From pizza to burgers, the 84 Hospitality restaurant group excels at remixing comfort food, as evidenced by the veritable empire of Empire Slice Houses scattered around Oklahoma and the imminent expansion of Burger Punk to the Britton District. Then there’s Gorō Ramen, the Paseo’s Tokyo-tinted homage to Japanese noodle houses, whose enduring popularity has cemented the restaurant as the foremost slurp shop in Oklahoma City. It also helped pave the way for a new style of ramen restaurant in the 405: Remix Ramen, which opened inside the Edmond Railyard at 23 W. First St. in June, offers a savory style distinctly its own.
Following the success of Gorō, 84 Hospitality founder and CEO Rachel Cope said she wanted to try something new and fill a ramen niche in Oklahoma. Describing Gorō as “very chef-driven,” she envisioned Remix as something more fun, fast-casual and poised for duplication and expansion. “It’s sort of like the Empire (Slice House) of ramen,” Cope said. “The base of what we’re doing is very traditional, but we take it and play with it. And when it comes down to it, ramen is just a noodle; it can do anything.”
And the menu proves just that. In addition to some traditional offerings, vegetarian and vegan options and Japanese-style sandos stacked on Martin’s potato rolls (“made famous by Shake Shack,” Cope noted), the menu sports a “remixed” section that exemplifies that noodles-can-do-anything ethos by using ramen as a blank canvas for unexpected ingredients and fusion flavors.

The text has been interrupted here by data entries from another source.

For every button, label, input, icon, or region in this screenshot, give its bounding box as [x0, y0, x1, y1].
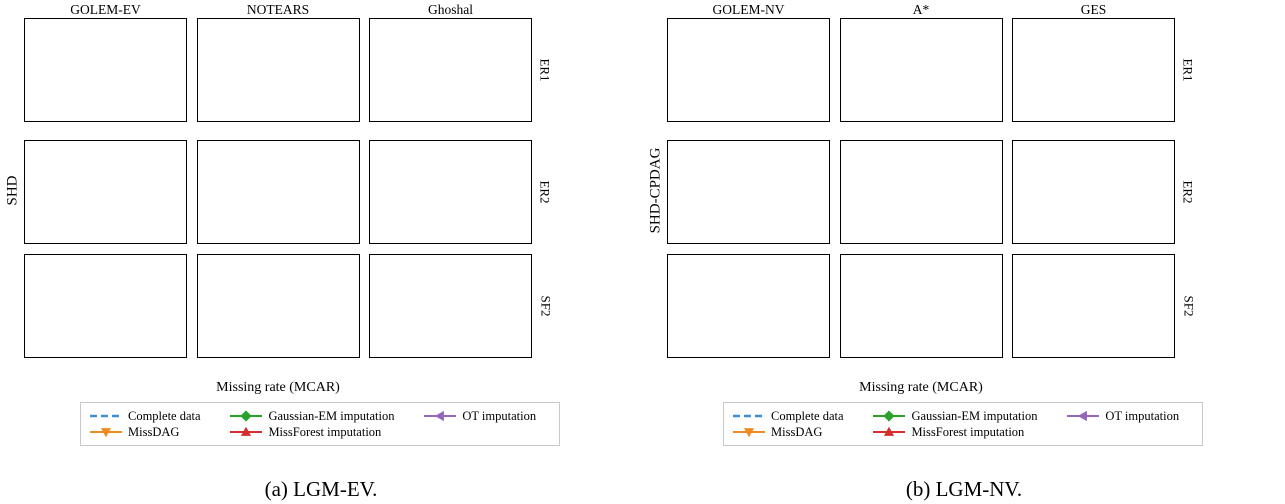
- subplot-golem-ev-er1: 01020: [24, 18, 187, 122]
- column-title-golem-ev: GOLEM-EV: [70, 2, 141, 17]
- plot-frame: [369, 140, 532, 244]
- triangle-down-icon: [733, 428, 765, 438]
- triangle-up-icon: [230, 426, 263, 436]
- y-axis-label-a: SHD: [4, 174, 21, 206]
- subplot-ges-er1: [1012, 18, 1175, 122]
- legend-label: MissDAG: [771, 425, 823, 439]
- x-axis-label-b: Missing rate (MCAR): [859, 380, 983, 395]
- legend-item-ot-imputation[interactable]: OT imputation: [423, 409, 549, 423]
- subplot-ghoshal-er2: [369, 140, 532, 244]
- panel-lgm-ev: SHD GOLEM-EV NOTEARS Ghoshal ER1 ER2 SF2 01020…: [0, 0, 642, 504]
- plot-frame: [1012, 140, 1175, 244]
- legend-label: OT imputation: [1105, 409, 1180, 423]
- diamond-icon: [873, 410, 906, 422]
- subplot-ghoshal-er1: [369, 18, 532, 122]
- plot-frame: [839, 254, 1003, 358]
- plot-frame: [839, 18, 1003, 122]
- legend-label: Complete data: [771, 409, 844, 423]
- plot-frame: [1012, 18, 1175, 122]
- plot-frame: [24, 254, 187, 358]
- subplot-golem-nv-er1: 0102030: [667, 18, 830, 122]
- subplot-a--sf2: 0.10.20.30.40.5: [839, 254, 1003, 358]
- subplot-ges-sf2: 0.10.20.30.40.5: [1012, 254, 1175, 358]
- triangle-up-icon: [873, 426, 906, 436]
- subplot-notears-er2: [196, 140, 360, 244]
- row-label-er2: ER2: [538, 180, 553, 204]
- subplot-golem-nv-er2: 02040: [667, 140, 830, 244]
- plot-frame: [1012, 254, 1175, 358]
- plot-frame: [369, 18, 532, 122]
- column-title-notears: NOTEARS: [246, 2, 310, 17]
- legend-a: Complete data Gaussian-EM imputation OT im…: [80, 402, 560, 446]
- plot-frame: [24, 140, 187, 244]
- legend-item-ot-imputation[interactable]: OT imputation: [1066, 409, 1192, 423]
- legend-label: Gaussian-EM imputation: [911, 409, 1038, 423]
- caption-b: (b) LGM-NV.: [905, 477, 1023, 501]
- legend-label: OT imputation: [462, 409, 537, 423]
- legend-item-missforest-imputation[interactable]: MissForest imputation: [872, 425, 1050, 439]
- column-title-ghoshal: Ghoshal: [428, 2, 473, 17]
- plot-frame: [839, 140, 1003, 244]
- triangle-left-icon: [1067, 410, 1100, 422]
- legend-item-gaussian-em-imputation[interactable]: Gaussian-EM imputation: [872, 409, 1050, 423]
- column-title-golem-nv: GOLEM-NV: [712, 2, 785, 17]
- legend-label: Gaussian-EM imputation: [268, 409, 395, 423]
- legend-label: Complete data: [128, 409, 201, 423]
- subplot-a--er1: [839, 18, 1003, 122]
- row-label-er1: ER1: [1181, 58, 1196, 82]
- row-label-sf2: SF2: [538, 295, 553, 317]
- caption-a: (a) LGM-EV.: [264, 477, 378, 501]
- legend-spacer: [423, 425, 549, 439]
- subplot-ges-er2: [1012, 140, 1175, 244]
- row-label-sf2: SF2: [1181, 295, 1196, 317]
- legend-item-gaussian-em-imputation[interactable]: Gaussian-EM imputation: [229, 409, 407, 423]
- subplot-a--er2: [839, 140, 1003, 244]
- legend-item-complete-data[interactable]: Complete data: [732, 409, 856, 423]
- plot-frame: [667, 18, 830, 122]
- subplot-golem-ev-er2: 02040: [24, 140, 187, 244]
- legend-b: Complete data Gaussian-EM imputation OT im…: [723, 402, 1203, 446]
- triangle-down-icon: [90, 428, 122, 438]
- row-label-er2: ER2: [1181, 180, 1196, 204]
- plot-frame: [196, 254, 360, 358]
- column-title-a-: A*: [912, 2, 930, 17]
- legend-item-missforest-imputation[interactable]: MissForest imputation: [229, 425, 407, 439]
- plot-frame: [196, 140, 360, 244]
- plot-frame: [667, 254, 830, 358]
- legend-spacer: [1066, 425, 1192, 439]
- legend-label: MissDAG: [128, 425, 180, 439]
- dashed-line-icon: [733, 414, 765, 418]
- legend-item-missdag[interactable]: MissDAG: [732, 425, 856, 439]
- legend-item-complete-data[interactable]: Complete data: [89, 409, 213, 423]
- legend-label: MissForest imputation: [911, 425, 1025, 439]
- subplot-golem-ev-sf2: 01020300.10.20.30.40.5: [24, 254, 187, 358]
- row-label-er1: ER1: [538, 58, 553, 82]
- x-axis-label-a: Missing rate (MCAR): [216, 380, 340, 395]
- diamond-icon: [230, 410, 263, 422]
- dashed-line-icon: [90, 414, 122, 418]
- legend-item-missdag[interactable]: MissDAG: [89, 425, 213, 439]
- subplot-ghoshal-sf2: 0.10.20.30.40.5: [369, 254, 532, 358]
- subplot-grid-b: GOLEM-NV A* GES ER1 ER2 SF2 0102030 02040020400…: [667, 0, 1285, 504]
- column-title-ges: GES: [1080, 2, 1107, 17]
- subplot-notears-sf2: 0.10.20.30.40.5: [196, 254, 360, 358]
- subplot-grid-a: GOLEM-EV NOTEARS Ghoshal ER1 ER2 SF2 01020 0204…: [24, 0, 642, 504]
- subplot-notears-er1: [196, 18, 360, 122]
- plot-frame: [196, 18, 360, 122]
- plot-frame: [667, 140, 830, 244]
- subplot-golem-nv-sf2: 020400.10.20.30.40.5: [667, 254, 830, 358]
- triangle-left-icon: [424, 410, 457, 422]
- legend-label: MissForest imputation: [268, 425, 382, 439]
- y-axis-label-b: SHD-CPDAG: [647, 147, 664, 233]
- panel-lgm-nv: SHD-CPDAG GOLEM-NV A* GES ER1 ER2 SF2 0102030 0…: [643, 0, 1285, 504]
- plot-frame: [24, 18, 187, 122]
- plot-frame: [369, 254, 532, 358]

A highlight is the birria ramen, which Cope described as basically birria tacos in a bowl, adding meltingly tender braised short rib, cotija cheese, cilantro and pickled red onions to a heady beef broth. The Thai Fighter, Cope said, is the sleeper favorite, capturing the sensation of pad thai by adding peanut butter to the broth and filling it out with togarashi tofu, Thai chili, lime, cilantro, crushed peanuts and green onion. All the ramens originate with a shio chicken-broth base because, as Cope explained, it conjures a kind of chicken noodle soup nostalgia.

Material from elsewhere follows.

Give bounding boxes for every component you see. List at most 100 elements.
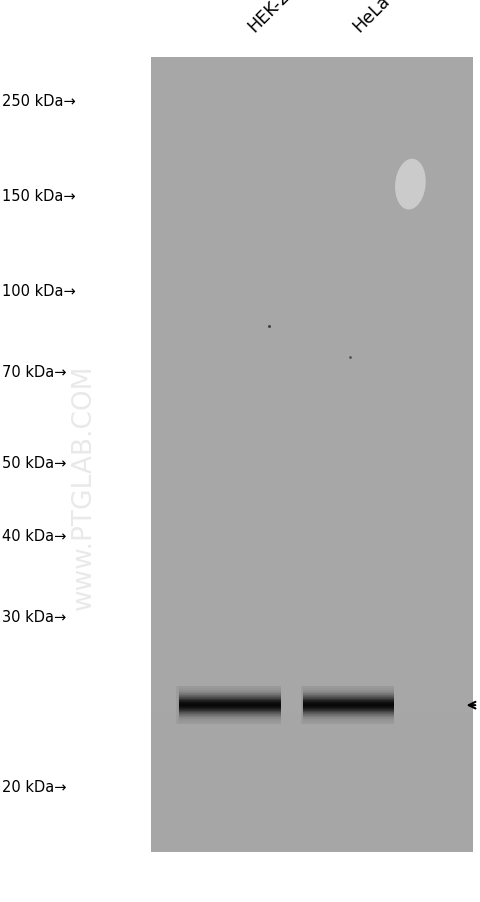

Filling the vacant El Camino space in the Edmond Railyard and outfitting the dining room with poppy colors and quirky fish cake logos, Cope sees her latest ramen venture as an experiment in marketing and a testing ground for potential future locations. Crediting Remix’s chef Brianna Shear, kitchen manager Payton Jons and director of operations Britton Stewart (“without them this is not possible”), Cope said this is just the beginning of Remix Ramen — and, it might be only a matter of time before she has another Empire-like dominion on her hands.